RALEIGH, N.C. (AP) A Marine personnel clerk wanted for the slaying of a pregnant colleague who had accused him of rape was arrested last night in Mexico after a three-month international manhunt, authorities said.
FBI agents and Mexican authorities arrested Marine Cpl. Cesar Laurean about 7 p.m. He is charged with murder in the death of Marine Lance Cpl. Maria Lauterbach, whose burned remains were found in January in the back yard of his home near Camp Lejeune.
The FBI did not specify when or where in Mexico Cpl. Laurean was arrested, but said he is awaiting extradition to the U.S.
“Laurean’s swift arrest in Mexico was due to the diligence and dedication of the Mexican government and our law-enforcement partners,” Nathan Gray, the special agent in charge of the FBI’s Charlotte office, said in a statement.

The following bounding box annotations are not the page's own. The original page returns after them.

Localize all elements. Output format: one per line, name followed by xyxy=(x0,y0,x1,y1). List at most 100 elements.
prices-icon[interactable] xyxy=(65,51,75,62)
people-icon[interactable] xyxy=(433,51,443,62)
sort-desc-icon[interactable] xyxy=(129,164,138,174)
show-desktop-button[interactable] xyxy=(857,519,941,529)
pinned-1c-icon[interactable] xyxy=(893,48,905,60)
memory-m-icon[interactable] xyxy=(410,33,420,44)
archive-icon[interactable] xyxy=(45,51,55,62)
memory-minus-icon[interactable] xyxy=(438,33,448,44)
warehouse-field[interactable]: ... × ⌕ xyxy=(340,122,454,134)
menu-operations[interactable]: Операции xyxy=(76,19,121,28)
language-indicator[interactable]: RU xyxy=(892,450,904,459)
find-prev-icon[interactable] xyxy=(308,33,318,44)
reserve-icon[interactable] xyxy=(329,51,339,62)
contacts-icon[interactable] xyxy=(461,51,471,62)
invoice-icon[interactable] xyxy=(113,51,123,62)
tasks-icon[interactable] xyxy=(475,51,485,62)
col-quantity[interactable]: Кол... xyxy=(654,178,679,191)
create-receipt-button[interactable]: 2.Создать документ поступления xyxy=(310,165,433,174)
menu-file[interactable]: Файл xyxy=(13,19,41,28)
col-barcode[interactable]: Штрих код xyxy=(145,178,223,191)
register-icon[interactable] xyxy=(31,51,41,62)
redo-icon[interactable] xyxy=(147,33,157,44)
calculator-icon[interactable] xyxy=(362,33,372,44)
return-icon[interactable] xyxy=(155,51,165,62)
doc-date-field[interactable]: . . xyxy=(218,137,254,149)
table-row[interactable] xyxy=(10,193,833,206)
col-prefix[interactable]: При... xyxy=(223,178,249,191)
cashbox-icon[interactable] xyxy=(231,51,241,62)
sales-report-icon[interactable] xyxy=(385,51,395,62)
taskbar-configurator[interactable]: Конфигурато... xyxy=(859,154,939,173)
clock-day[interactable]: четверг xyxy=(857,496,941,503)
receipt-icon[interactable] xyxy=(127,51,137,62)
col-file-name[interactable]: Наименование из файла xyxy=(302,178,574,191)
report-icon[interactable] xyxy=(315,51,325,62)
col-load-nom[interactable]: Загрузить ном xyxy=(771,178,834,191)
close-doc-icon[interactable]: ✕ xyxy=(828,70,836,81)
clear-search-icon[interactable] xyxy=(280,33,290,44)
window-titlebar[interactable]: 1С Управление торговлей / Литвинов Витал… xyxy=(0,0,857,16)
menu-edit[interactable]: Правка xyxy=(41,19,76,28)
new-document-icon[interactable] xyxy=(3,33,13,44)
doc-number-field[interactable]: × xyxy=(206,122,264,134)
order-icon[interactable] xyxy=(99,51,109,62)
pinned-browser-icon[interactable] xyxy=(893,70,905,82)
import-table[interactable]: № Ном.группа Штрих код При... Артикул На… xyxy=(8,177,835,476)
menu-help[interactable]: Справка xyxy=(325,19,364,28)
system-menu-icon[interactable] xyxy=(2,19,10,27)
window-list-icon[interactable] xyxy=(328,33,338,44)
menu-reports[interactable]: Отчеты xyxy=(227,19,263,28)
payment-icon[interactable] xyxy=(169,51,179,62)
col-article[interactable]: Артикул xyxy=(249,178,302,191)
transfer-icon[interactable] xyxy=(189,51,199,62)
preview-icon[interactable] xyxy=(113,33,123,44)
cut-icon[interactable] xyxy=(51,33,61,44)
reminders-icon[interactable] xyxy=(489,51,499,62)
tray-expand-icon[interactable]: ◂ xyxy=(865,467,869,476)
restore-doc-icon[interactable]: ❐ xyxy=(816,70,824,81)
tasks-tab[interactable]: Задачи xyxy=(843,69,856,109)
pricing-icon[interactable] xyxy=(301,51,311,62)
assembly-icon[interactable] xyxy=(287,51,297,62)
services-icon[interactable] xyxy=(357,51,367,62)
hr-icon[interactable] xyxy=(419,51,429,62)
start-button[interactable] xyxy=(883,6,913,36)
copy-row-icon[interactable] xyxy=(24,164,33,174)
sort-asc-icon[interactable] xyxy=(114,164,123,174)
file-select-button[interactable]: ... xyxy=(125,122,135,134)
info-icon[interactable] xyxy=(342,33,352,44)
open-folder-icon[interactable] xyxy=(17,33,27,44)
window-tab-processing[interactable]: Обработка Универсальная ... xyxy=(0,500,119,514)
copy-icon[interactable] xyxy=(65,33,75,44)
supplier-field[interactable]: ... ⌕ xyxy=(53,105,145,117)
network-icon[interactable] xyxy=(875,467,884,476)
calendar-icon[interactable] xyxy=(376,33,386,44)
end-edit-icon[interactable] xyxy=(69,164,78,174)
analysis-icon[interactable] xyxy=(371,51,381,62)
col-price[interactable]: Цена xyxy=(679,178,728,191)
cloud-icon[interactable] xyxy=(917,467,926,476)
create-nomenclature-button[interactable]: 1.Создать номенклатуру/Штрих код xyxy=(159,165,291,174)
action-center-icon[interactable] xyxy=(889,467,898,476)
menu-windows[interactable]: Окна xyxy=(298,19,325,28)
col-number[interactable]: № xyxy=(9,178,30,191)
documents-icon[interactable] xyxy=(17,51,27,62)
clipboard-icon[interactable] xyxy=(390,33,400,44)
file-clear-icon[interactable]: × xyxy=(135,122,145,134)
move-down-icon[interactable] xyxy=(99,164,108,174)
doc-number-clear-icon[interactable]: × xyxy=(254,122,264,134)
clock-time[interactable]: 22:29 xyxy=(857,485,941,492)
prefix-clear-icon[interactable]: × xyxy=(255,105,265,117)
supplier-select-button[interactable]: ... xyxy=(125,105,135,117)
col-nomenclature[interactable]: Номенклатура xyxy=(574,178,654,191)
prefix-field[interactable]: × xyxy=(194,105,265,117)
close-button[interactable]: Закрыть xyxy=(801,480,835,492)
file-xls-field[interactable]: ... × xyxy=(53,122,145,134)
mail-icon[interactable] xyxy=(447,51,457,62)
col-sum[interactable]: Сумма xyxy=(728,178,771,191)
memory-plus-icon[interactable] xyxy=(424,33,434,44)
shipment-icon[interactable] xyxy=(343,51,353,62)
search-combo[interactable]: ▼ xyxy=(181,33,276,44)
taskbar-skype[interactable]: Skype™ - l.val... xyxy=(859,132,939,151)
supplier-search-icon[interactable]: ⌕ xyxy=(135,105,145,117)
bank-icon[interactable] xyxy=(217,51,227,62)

“This was truly an international effort, and we will do all we can to ensure Laurean is brought back to Onslow County [N.C.] as quickly as possible to answer the charges against him.”
Onslow County District Attorney Dewey Hudson said after Cpl. Laurean’s arrest was announced that “it could be a year or two” before authorities are able to bring the personnel clerk back to North Carolina if he fights the extradition process.
“The extradition process is one where you have a right to appeal,” he told the Associated Press. “I have no idea whether he would waive extradition.”
Authorities think Cpl. Laurean killed Lance Cpl. Lauterbach, a 20-year-old Ohio native who was eight months pregnant when she died, in mid-December. Detectives have said he left behind a note for his wife in which he denied killing Lance Cpl. Lauterbach but admitted to burying her remains.
In the note, Cpl. Laurean said Lance Cpl. Lauterbach committed suicide by cutting her own throat.
Authorities rejected the assertion, saying evidence indicates Lance Cpl. Lauterbach died of blunt force trauma to the head.
Tipped by the note, and not long after authorities went public in their search for Lance Cpl. Lauterbach, detectives discovered the charred remains of the missing Marine and her unborn child in a shallow grave in Cpl. Laurean’s back yard.
Phone messages seeking comment left at Lance Cpl. Lauterbach’s parents’ home in Vandalia, Ohio, with Lance Cpl. Lauterbach’s uncle Pete Steiner, and with family attorney Chris Conard were not returned late yesterday.
A woman who answered the phone at the home of Cpl. Laurean’s father-in-law, Bruce Shifflet, near Prospect, Ohio, hung up without commenting when told of the arrest.
Should Cpl. Laurean be returned to North Carolina to stand trial, he likely would not face the death penalty. Mr. Hudson agreed not to seek an execution in order to win the cooperation of Mexican authorities, who refuse to send anyone back to the U.S. unless provided assurance they won’t face a death sentence.
“We had intel that he had gone back to America to visit his family in Las Vegas and I was hoping they would arrest him in America,” Mr. Hudson said. “But they didn’t. This is a case that certainly is deserving to be tried as a capital case.”